Recently someone did a survey that said 1 in every 2 people that plays online games have faced abusive interactions, a report that was then headline news at BBC. That report just tells me that 50 percent of the people who took the survey blatantly lied – the 50 percent that didn’t report abuse. I have been playing online competitive games for 11 years now, and I am yet to meet a single individual who hasn’t faced online abuse. Now is it a problem? yes it is. Is it a new problem or a problem unique to online activity? to a small extent yes, but mostly no. So, why no?
Anyone who actually has had social interactions during their childhood, will tell you that children can be brutal and abusive to one another, that cannot be news to anyone. Children learn from their parents or at times from the lack of parental guidance. Regardless of why they do it, it is a problem that is yet to be solved after decades of public recognition. So how do you solve the issue online? I am yet to see a single solution offered by anyone but everyone is scandalized. I suppose it is the way some people fulfill their need to feel important. The small factor of uniqueness in this problem comes from the anonymity of the internet where a 10 year old could pretend to be a 30 year veteran as long as he/she doesn’t speak. Many game designers regularly police their communities of abusers, but it is technically impossible to police those who abuse in voice chat, since that would necessitate recording voice. At which point privacy would become an issue.

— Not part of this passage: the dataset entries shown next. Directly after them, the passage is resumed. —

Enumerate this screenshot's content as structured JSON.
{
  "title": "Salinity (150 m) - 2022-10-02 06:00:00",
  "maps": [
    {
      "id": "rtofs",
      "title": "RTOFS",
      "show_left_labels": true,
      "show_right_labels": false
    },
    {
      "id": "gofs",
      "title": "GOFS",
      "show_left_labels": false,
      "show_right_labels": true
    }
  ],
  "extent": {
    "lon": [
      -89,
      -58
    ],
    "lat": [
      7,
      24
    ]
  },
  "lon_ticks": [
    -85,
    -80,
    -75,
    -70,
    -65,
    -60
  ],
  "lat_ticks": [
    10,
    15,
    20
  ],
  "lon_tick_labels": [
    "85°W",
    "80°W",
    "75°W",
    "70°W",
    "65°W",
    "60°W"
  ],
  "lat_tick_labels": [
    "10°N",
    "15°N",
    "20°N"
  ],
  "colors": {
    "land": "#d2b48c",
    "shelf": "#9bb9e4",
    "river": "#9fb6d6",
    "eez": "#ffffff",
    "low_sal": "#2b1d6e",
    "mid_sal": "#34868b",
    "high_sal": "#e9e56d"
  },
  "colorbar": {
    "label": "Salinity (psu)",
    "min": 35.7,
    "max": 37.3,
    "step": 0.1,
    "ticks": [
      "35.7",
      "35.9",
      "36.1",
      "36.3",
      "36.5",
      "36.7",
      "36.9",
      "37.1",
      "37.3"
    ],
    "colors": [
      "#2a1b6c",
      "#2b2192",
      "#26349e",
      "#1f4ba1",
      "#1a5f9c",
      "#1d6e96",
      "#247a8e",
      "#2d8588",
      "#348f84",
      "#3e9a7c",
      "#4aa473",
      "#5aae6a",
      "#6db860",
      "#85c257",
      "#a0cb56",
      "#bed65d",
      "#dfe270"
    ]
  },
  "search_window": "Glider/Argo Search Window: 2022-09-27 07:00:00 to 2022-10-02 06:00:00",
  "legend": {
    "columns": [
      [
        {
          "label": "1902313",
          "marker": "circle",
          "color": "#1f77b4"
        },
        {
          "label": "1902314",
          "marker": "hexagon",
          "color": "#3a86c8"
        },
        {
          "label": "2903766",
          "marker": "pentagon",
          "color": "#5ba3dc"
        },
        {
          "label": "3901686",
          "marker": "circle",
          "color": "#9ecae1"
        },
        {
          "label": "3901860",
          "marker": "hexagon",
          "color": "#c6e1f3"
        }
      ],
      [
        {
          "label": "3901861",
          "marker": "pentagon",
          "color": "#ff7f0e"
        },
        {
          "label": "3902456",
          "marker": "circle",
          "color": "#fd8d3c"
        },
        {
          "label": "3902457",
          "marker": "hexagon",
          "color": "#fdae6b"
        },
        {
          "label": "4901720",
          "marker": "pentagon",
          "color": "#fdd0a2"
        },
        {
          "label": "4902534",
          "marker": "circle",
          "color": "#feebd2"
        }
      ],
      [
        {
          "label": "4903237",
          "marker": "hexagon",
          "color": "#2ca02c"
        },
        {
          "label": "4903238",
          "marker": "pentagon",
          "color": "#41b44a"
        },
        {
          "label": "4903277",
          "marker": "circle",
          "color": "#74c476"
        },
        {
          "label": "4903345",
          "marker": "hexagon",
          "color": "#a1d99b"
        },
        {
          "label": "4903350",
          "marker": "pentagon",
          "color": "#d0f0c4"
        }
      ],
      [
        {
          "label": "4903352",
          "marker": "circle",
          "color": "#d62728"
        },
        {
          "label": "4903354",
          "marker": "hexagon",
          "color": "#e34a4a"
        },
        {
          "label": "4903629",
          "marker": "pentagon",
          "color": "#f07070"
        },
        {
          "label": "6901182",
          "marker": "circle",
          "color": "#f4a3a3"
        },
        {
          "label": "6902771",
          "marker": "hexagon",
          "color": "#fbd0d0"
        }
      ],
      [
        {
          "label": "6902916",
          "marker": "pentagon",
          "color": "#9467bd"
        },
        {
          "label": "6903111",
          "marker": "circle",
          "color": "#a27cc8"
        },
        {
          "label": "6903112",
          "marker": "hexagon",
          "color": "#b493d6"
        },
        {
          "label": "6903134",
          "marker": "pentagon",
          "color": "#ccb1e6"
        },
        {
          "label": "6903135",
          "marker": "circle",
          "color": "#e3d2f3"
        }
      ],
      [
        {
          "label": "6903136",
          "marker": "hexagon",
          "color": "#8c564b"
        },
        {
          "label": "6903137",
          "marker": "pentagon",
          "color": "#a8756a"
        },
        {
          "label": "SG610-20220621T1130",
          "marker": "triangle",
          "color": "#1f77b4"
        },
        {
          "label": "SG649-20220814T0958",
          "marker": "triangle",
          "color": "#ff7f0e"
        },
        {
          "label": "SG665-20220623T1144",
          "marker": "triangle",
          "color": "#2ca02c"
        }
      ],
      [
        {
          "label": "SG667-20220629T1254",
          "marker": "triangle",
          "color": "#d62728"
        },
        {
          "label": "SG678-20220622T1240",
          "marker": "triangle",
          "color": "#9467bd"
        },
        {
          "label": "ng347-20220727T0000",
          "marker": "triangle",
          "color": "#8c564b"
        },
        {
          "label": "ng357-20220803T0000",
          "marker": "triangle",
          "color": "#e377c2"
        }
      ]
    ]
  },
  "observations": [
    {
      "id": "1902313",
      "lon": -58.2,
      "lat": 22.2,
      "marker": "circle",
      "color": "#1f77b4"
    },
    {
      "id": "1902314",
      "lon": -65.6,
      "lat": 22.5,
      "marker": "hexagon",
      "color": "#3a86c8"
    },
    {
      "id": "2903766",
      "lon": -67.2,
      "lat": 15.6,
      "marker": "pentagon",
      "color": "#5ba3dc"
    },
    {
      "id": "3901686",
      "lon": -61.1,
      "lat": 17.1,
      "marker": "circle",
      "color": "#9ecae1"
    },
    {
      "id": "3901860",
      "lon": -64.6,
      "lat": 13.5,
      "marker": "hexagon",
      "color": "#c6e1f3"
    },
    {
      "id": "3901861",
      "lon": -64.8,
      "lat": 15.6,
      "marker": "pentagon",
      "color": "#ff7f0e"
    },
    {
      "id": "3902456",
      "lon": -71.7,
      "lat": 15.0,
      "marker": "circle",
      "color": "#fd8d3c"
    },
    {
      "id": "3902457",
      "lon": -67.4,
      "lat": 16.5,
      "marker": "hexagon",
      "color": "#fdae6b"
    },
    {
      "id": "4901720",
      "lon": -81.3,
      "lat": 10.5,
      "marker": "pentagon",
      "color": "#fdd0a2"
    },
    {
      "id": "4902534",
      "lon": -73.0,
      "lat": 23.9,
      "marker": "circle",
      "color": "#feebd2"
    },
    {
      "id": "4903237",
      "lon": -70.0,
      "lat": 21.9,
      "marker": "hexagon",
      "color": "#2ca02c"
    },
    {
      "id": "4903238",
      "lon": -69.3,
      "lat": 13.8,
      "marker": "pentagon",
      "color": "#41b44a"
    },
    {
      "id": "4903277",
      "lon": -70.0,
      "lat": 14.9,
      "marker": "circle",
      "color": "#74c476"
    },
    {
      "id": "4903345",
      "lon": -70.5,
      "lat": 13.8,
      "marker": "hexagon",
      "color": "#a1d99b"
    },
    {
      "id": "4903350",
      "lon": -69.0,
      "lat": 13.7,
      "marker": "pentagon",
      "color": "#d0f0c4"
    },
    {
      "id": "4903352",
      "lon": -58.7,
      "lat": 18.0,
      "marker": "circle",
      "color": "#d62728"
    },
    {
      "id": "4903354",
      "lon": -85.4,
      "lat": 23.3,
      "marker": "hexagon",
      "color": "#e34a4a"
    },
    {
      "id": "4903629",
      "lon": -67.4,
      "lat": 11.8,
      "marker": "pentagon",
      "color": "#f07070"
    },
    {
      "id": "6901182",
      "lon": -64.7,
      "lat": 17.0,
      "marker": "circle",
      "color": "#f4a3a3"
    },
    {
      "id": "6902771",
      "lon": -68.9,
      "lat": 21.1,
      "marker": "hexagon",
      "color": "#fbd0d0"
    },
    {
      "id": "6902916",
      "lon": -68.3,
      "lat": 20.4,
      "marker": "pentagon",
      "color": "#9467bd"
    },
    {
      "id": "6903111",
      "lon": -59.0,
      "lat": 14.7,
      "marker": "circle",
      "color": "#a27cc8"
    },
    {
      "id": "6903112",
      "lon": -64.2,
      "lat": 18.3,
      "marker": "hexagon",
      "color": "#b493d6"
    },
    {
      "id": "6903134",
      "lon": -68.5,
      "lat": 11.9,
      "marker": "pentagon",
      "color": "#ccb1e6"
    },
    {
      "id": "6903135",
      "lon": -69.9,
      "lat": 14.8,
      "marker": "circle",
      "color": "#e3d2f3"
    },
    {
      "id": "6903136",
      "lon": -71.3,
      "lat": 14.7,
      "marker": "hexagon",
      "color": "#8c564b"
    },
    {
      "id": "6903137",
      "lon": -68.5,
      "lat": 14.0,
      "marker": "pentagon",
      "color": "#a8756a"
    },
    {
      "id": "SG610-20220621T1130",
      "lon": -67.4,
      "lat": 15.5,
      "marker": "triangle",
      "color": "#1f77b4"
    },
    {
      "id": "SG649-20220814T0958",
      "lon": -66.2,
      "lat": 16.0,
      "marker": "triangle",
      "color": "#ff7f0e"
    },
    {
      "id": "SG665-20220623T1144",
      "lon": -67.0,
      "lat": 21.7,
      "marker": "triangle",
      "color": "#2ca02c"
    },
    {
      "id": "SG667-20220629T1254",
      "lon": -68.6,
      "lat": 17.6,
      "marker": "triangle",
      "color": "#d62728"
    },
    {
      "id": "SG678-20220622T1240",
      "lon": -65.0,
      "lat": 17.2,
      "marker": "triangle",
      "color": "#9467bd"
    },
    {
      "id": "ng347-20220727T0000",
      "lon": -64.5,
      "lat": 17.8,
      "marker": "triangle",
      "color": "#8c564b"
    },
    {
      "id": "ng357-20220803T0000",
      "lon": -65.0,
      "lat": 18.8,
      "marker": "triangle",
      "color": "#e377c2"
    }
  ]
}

Games are for fun but online games are inherently supposed to be competitive. If there is competition, there will be hurt egos and bad blood, which is bound to generate abusive words. In the BBC report they interviewed just one boy and one ‘expert’ (think what you will from that). The boy that faced abuse, plays Rocket League and says that he has been told to go kill himself after scoring a goal. That tells me that he is either hamming it up for the interview or he has never had social interactions with other kids in real life or a combination of the two.
Isn’t this the exact reason people have been preventing children’s sports from being competitive (everyone is a winner, right?)? I detest that culture since I think it teaches children to feel entitled to win every time and discourages competition. Noble thought, but real life is competitive and teaching children to not be competitive cannot be the answer. The report complains that too many people are bad losers, but aren’t the parents the ones teaching their kids that there are no winners and losers? I think parents need to teach children to be good losers and graceful winners. Bottomline, parents need to do their damn job rather than expect someone else to solve their troubles. Too many parents think that the moment their kids are engrossed in a game or the television, they can relax and switch off, when infact that is when they need to do some parenting.
There is another kind of problem that becomes amplified in online games – that of racial and sexual abuse. Both of those however will change with time and social change, but unless parenting changes, the problem of sore losers and abusive winners WILL NOT go away. The difference is that society is already working on racial and sexual abuse issues, but all I see are more and more parents happy to stick an ipad in front of their kid’s faces while they relax.
If you are someone playing online games, then grow a thicker skin or get off the online game until such a time comes when everyone starts behaving like saints and there are unicorns running through our fields. If you choose the later then I am afraid I won’t be seeing you in my games for a VERY VERY long time.